Mining Specifications

Glenn Ammons, Ratislav Bodik, James R. Larus

Notes by James Rose

1. Introduction

The purpose of this paper is to illustrate a system that allows specifications to be derived semi-automatically from C programs.  The specifications so derived describe temporal and data-dependence properties of an API or and ADT.  In more detail, the specification consists of a NFA, where the edges represent calling a particular function, with particular variables passed as parameters, and a particular variable to store the return value.  For example, we may represent by the letter A a call to open(...) which stores the returned file descriptor in X1.   Similarly, let B be a call to read (_,_,X1), let C be a call to write (_,_,X1), and let D be close(X1).  Now, we say that Start follows edge A to a node, which has edges B and C back to itself, and edge D leading to End.  Then we have a simple specification for the POSIX open/read/write/close functions, which essentially says that files must be opened before reading or writing, and they must eventually be closed.

2.  How it works

It takes several steps to derive the specification, some requiring considerable expert input.  First, every function call that is to be monitored must be wrapped so that its name, arguments (and suitable expansions of struct arguments), and return value are printed out to a trace file whenever it is called.  Then, the program is run with some testcases and the traces are collected.  The traces are then run through the "flow dependence annotator".  Basically, this tool notices when a particular value that is "defined" by one function is later "used" by another function, then calls the pair of invocations flow-dependent (i.e., adds this pair of "interactions" to the flow-dependence relation).  I enquote "defined" and "used" because they have special meaning here:  an expert must categorize all arguments / return values (collectively refered to as "attributes") as definers, users, or both, for each function that they appear in.  Definers change the state of their attribute in some way; users depend on that state.  

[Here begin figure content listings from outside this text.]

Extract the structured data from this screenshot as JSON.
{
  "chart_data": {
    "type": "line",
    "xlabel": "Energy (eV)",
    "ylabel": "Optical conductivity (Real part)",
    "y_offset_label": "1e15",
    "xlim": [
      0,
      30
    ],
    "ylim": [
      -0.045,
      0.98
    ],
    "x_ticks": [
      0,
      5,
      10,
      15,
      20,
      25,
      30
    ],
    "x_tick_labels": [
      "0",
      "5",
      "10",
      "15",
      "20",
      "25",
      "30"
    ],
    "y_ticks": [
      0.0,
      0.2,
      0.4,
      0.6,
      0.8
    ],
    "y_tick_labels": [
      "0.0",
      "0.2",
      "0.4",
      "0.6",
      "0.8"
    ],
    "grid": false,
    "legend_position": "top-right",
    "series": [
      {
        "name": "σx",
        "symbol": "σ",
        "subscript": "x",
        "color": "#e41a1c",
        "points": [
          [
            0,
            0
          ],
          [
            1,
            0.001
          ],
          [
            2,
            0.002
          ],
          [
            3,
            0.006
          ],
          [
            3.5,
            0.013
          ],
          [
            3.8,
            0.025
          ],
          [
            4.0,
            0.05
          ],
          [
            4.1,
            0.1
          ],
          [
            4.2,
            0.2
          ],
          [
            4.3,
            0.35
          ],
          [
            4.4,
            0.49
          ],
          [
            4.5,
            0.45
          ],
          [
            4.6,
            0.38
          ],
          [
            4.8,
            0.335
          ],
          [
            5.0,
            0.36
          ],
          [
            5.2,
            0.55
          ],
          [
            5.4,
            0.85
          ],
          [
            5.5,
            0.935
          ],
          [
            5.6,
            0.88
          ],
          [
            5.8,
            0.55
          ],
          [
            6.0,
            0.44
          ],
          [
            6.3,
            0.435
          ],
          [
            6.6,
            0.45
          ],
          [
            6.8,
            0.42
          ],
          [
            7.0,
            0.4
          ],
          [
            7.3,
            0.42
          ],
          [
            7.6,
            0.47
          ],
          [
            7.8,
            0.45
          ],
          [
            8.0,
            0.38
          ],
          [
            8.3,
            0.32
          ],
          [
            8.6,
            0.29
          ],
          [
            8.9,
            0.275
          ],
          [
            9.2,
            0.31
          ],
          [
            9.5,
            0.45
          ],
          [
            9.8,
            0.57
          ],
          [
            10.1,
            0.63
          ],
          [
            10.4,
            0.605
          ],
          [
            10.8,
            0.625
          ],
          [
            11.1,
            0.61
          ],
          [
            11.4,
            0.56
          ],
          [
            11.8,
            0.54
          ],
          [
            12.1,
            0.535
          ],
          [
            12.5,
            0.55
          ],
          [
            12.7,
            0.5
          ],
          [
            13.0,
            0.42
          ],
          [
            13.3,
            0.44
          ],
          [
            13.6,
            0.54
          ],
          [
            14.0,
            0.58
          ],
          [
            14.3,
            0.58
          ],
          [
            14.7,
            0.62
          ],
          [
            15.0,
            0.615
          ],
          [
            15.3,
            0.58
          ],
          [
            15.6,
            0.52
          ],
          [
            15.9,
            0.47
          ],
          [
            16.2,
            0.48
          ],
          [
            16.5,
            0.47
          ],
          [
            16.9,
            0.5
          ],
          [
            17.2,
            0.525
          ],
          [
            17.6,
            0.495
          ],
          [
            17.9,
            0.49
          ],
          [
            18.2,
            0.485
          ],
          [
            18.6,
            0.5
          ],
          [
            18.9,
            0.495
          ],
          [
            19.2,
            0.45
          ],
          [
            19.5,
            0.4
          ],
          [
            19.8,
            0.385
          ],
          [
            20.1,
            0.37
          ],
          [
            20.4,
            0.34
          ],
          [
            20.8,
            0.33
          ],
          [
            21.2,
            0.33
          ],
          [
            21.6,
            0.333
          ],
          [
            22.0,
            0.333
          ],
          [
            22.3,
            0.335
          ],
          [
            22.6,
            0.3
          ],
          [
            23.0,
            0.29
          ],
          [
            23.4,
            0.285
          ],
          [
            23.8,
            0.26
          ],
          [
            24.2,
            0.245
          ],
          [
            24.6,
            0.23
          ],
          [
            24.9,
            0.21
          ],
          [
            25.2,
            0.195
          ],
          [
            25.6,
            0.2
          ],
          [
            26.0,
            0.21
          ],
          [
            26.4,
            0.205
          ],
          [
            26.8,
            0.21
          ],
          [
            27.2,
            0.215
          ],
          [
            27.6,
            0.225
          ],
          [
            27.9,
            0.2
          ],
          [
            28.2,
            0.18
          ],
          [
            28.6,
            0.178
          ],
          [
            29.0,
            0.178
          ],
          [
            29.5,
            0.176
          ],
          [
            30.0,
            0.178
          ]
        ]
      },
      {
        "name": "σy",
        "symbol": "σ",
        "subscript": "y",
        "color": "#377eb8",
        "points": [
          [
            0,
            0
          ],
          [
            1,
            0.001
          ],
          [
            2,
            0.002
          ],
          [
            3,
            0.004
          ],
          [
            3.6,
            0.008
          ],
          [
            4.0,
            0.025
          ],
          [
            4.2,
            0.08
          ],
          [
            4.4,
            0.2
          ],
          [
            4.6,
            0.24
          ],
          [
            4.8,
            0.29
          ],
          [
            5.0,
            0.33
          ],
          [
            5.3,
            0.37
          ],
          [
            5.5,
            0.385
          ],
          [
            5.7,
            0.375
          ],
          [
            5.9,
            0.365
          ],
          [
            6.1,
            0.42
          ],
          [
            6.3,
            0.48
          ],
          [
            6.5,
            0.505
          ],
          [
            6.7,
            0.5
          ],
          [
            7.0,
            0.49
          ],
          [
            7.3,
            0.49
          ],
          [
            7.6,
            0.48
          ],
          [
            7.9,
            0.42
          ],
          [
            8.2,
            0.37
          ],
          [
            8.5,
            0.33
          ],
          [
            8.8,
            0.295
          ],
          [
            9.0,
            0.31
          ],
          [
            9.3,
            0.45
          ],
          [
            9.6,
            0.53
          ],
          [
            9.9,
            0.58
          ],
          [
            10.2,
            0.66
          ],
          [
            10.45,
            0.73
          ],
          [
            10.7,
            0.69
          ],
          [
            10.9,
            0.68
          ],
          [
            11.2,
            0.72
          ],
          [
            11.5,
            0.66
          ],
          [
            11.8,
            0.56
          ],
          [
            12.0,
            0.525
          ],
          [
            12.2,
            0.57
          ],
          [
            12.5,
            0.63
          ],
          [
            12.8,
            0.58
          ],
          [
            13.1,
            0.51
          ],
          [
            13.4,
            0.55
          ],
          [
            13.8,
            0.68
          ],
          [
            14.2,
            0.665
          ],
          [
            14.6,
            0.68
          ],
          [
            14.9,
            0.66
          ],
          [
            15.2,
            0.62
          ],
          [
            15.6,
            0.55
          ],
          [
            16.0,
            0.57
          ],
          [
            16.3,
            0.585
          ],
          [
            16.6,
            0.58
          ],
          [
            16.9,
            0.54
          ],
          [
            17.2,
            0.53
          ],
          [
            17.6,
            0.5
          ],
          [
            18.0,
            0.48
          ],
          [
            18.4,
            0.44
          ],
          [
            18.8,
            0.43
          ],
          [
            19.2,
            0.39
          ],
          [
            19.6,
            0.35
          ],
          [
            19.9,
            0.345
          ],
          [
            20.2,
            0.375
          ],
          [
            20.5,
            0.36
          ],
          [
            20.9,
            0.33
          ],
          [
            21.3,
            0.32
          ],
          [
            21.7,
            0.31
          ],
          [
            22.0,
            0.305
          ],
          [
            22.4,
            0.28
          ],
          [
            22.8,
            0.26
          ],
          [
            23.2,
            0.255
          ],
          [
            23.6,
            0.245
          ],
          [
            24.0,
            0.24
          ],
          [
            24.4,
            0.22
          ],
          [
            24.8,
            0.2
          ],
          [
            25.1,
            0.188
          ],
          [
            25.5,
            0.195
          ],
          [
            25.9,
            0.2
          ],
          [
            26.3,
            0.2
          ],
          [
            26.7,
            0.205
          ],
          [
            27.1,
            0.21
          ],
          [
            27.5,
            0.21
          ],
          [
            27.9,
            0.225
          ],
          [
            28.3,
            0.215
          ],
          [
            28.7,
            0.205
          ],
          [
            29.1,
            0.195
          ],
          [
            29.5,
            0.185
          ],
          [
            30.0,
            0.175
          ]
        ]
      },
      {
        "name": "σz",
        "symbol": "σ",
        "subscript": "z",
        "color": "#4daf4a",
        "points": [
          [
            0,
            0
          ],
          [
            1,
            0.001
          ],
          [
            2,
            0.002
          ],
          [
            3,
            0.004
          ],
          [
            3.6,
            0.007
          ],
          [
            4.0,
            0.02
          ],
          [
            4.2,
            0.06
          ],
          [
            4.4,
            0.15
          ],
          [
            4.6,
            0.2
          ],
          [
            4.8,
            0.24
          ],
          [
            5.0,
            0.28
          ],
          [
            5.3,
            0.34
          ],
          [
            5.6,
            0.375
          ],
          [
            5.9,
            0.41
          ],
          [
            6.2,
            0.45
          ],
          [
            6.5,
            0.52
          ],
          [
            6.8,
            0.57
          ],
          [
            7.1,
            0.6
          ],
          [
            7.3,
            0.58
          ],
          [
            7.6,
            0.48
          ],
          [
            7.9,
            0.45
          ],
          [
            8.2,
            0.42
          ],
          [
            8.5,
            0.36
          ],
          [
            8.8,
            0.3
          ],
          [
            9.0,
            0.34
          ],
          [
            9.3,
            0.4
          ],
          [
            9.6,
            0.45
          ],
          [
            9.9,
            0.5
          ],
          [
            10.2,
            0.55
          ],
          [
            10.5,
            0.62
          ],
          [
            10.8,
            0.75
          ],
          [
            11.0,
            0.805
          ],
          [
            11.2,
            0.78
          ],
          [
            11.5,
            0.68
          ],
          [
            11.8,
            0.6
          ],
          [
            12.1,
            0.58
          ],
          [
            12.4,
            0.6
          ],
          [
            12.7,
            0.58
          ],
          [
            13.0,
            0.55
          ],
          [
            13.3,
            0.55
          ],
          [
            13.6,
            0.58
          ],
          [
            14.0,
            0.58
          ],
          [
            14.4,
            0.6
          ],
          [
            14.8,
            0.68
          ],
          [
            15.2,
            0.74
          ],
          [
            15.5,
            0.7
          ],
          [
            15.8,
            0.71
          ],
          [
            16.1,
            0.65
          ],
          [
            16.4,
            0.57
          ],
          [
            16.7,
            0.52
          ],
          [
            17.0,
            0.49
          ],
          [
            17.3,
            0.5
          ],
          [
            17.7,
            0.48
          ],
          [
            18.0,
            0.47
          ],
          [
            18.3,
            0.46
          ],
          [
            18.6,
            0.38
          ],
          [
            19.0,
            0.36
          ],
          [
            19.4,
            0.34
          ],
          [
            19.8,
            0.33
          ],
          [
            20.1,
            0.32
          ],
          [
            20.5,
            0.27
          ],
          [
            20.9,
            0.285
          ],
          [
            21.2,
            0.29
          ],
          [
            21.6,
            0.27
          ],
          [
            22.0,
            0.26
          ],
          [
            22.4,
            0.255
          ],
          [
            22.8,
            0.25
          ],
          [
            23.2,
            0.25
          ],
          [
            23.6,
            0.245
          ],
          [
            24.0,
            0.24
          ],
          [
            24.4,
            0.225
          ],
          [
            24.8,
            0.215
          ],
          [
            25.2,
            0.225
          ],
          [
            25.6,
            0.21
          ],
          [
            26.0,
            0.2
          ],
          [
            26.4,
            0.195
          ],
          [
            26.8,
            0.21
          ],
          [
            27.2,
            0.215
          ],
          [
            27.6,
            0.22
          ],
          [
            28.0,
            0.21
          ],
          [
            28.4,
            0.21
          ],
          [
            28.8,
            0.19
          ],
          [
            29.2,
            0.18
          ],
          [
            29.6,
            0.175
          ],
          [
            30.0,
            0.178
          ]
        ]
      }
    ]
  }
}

Once the flow dependence relation has been defined, each interaction attribute is given a unique type.   Types are then unified based on flow dependence:  that is, if two interaction attributes are flow-dependent, they must share the same type.

Next, the scenario extractor finds maximal sets of interactions (up to a certain bounded size) whose attributes are related by flow dependencies.  The scenario is then simplified by eliminating all attributes which are not involved in flow dependence.  Standardization converts concrete values (e.g. fd = 7) into abstract values (e.g. x0) so that the scenarios are not dependent on the particular file descriptors or pointers returned by API calls.  Each interaction is then given a one-letter representation.  These letters form "scenario strings" that are sent to the next step.

The PFSA learner uses an off-the-shelf method (sk-strings, from Raman and Patrick) to infer a PFSA that matches the language defined by the set of scenario strings.   It is then "cored" by removing edges with low probability, and discarding edge weights.

3. Results

To test this tool, they use it to generate a specification for the X11 selection mechanism as described by the ICCCM.  Out of 16 programs tested, two had bugs found by this tool.  I think more programs should have been tested, since there are many out there, and it is not clear from this small sample whether the kinds of bugs it checks for are actually a problem in practice, nor is it clear whether the model converges quickly.  They cite verification tools as beyond the scope of the paper, yet they must have used something to get these results; it's not clear how advanced these tools are.  Most likely, they rely on dynamic analysis rather than static analysis, which is unfortunate, since they say themselves early on that actual program traces are less likely to contain bugs than the program itself.  What is an advantage for the trainer is a disadvantage for the checker.

At this point, the value of the tool is greatly diminished by the necessity of extensive instrumenting that is required:  it seems likely that the time spent on instrumentation would be much greater than the time spent developing the model manually.  However, the instrumentation provides a basis for automatic verification, and further work should reduce this burden.  

Another drawback to their approach is that the sets of values used by each type must be disjoint, or else inappropriate flow-dependencies will be generated and types will be unified incorrectly.  This is because it looks only at the strings printed out by the tracer to determine if a value is passed from one place to another: if "7" is returned in one place and used in another, it assumes that it is not merely coincidence.  If heap objects are never freed, then there should be a 1-1 association between types and pointer values; however, if memory is reused, then the method could fail.  It could also fail if handles in two different spaces are printed out the same way, e.g. file descriptors and window references.  I say this is mostly minor because with a bit more annotation work, the tracer could identify the types and use different representations, e.g. "fd7" or "window80".  (On the other hand, that could disguise errors, as well... passing a file descriptor to "free" should violate the specification.)  Basically, the type system used by this paper is a crude hack to get around lack of language support for true ADTs.  Other than that, I find the approach interesting intellectually, though its practicality is thus far unproven.